EFSA has established a tolerable upper intake level of 300 mg/day for vitamin E in adults. At concentrations used in oral hygiene products (0.05–0.5%), systemic absorption is negligible, making overdose concerns irrelevant.

Hypersensitivity reactions to tocopherol are rare (estimated <1% of contact dermatitis patients) and are more common in individuals sensitive to tocopherol-rich vegetable oils. Oral mucosa reactions are barely documented in the literature.

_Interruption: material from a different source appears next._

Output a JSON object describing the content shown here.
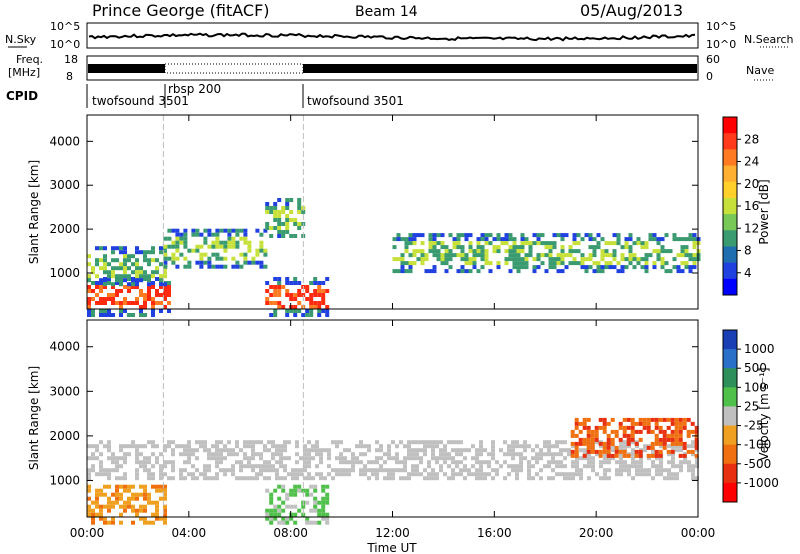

At concentrations typical for oral care products, tocopherol does not interact adversely with fluoride, xylitol, nano-hydroxyapatite, or CPC.


Sources:

  • Bumbu BA, Luca MM, Buzatu R. Impact of Tocopherol Supplementation on Clinical Parameters of Periodontal Disease: A Systematic Review and Meta-Analysis. J Pers Med. 2024;14(10):1039. PMID: 39452547
  • Singh A, Sharma RK, Anand Sagar M. Vitamin E supplementation, superoxide dismutase status, and outcome of scaling and root planing in patients with chronic periodontitis: a randomized clinical trial. J Periodontol. 2014;85(2):242-249. PMID: 23688096
  • Behfarnia P, Dadmehr M, Hosseini SN, Mirghaderi SA. The effect of Vitamin E supplementation on treatment of chronic periodontitis. J Periodontol Implant Dent. 2021;13(1):6-11. PMID: 34584640
  • Menezes LMS et al. Vitamin E: A potential preventive approach against dental erosion — an in vitro short-term erosive study. J Dent. 2021;113:103790. PMID: 34400251
  • Hartisch C et al. Qualitative and quantitative analysis of tocopherols in toothpastes and gingival tissue employing HPLC NMR and HPLC MS coupling. Analyst. 2002;127(11):1448-1452. PMID: 12403570
  • Schäfer G et al. In vivo evaluation of an oral health toothpaste with 0.1% vitamin E acetate and 0.5% sunflower oil (with vitamin F). Int Dent J. 2007;57(5):287-294.